Todas essas questões ganham importância ante a exigência, em qualquer estado democrático de direito, do "devido processo legal", ou seja, do direito à ampla defesa e contraditório, quer nos processos administrativos, cíveis ou penais.


Voltando-se à Ilha de Santa Catarina:


- Teriam os navegadores, que nos visitaram desde os primeiros contatos, encontrado árvores de grande porte?

- O que temos por aqui não passam de "capoeirões", por força, até mesmo, da prolongada antropização?


- Seria possível identificar-se alguma floresta, isto é formações vegetais que incluam exemplares de grande porte?


- Espécies como o garapuvu, a canela preta, o olandi, dentre outros sabidamente existentes aqui na Ilha, podem ser consideradas de grande porte? 

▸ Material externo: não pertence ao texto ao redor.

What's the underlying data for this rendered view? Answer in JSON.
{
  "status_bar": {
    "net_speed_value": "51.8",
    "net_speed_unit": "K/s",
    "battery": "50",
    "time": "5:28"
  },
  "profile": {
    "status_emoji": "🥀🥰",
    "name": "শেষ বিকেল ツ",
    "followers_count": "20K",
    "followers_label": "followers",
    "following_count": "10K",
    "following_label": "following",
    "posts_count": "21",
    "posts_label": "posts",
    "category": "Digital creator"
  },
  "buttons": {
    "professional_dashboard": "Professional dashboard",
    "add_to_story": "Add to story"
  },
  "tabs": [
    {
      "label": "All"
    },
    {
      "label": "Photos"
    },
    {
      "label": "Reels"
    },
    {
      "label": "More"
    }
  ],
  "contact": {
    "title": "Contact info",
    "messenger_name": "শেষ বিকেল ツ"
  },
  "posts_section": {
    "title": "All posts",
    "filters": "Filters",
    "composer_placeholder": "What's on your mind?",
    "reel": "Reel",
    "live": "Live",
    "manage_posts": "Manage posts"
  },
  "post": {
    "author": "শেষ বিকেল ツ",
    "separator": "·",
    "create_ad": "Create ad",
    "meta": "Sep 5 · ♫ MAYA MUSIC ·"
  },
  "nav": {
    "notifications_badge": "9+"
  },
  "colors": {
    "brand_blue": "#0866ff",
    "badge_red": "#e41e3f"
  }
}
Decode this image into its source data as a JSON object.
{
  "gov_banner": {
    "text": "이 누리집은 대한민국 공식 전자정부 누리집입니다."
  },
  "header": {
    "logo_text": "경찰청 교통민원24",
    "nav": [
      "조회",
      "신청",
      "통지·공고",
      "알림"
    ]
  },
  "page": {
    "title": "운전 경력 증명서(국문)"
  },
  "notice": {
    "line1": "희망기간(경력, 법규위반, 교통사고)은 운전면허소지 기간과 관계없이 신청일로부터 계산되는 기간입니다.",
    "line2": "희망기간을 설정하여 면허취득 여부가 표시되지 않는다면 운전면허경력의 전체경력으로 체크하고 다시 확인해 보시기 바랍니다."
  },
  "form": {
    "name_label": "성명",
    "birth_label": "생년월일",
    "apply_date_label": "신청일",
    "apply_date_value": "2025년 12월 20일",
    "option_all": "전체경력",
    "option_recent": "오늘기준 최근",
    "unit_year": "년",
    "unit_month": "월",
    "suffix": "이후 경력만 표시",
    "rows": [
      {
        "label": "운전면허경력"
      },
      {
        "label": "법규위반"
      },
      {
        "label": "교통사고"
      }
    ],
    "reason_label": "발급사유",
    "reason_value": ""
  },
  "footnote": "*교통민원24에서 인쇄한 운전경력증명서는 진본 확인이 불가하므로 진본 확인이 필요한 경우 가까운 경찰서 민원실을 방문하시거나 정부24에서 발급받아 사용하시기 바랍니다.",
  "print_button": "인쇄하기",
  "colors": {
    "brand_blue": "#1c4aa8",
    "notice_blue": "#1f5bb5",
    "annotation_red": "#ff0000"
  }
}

Cumpre lembrar que um dos bairros da  Capital, citados pomr vários visitantes, (como TAUNAY, por exemplo), no século XIX, era denominado "Mato Grosso", existindo remanescentes de tal mata na encosta de morro da região do Hospital de  Caridade. 

Ainda: recentemente,foi sancionada a lei municipal de n. 10.530/2019, onde se pode ler: 


Art. 7º No MONA da Lagoa do Peri fica proibido:
 

 (...)

IV - Animais domésticos nas trilhas, lagoa, orla da lagoa, faixa de praia e áreas de florestas nativas.


Como se vê, o legislador municipal e o Prefeito GEAN MARQUES LOUREIRO, admitem a existência de florestas nativas na Ilha de SC, pelo menos na região que aquela lei busca tutelar. O que não sei é se atentaram para o conceito de árvores  de grande porte exigido para a configuração de floresta, dentre outros aspectos acima aventados.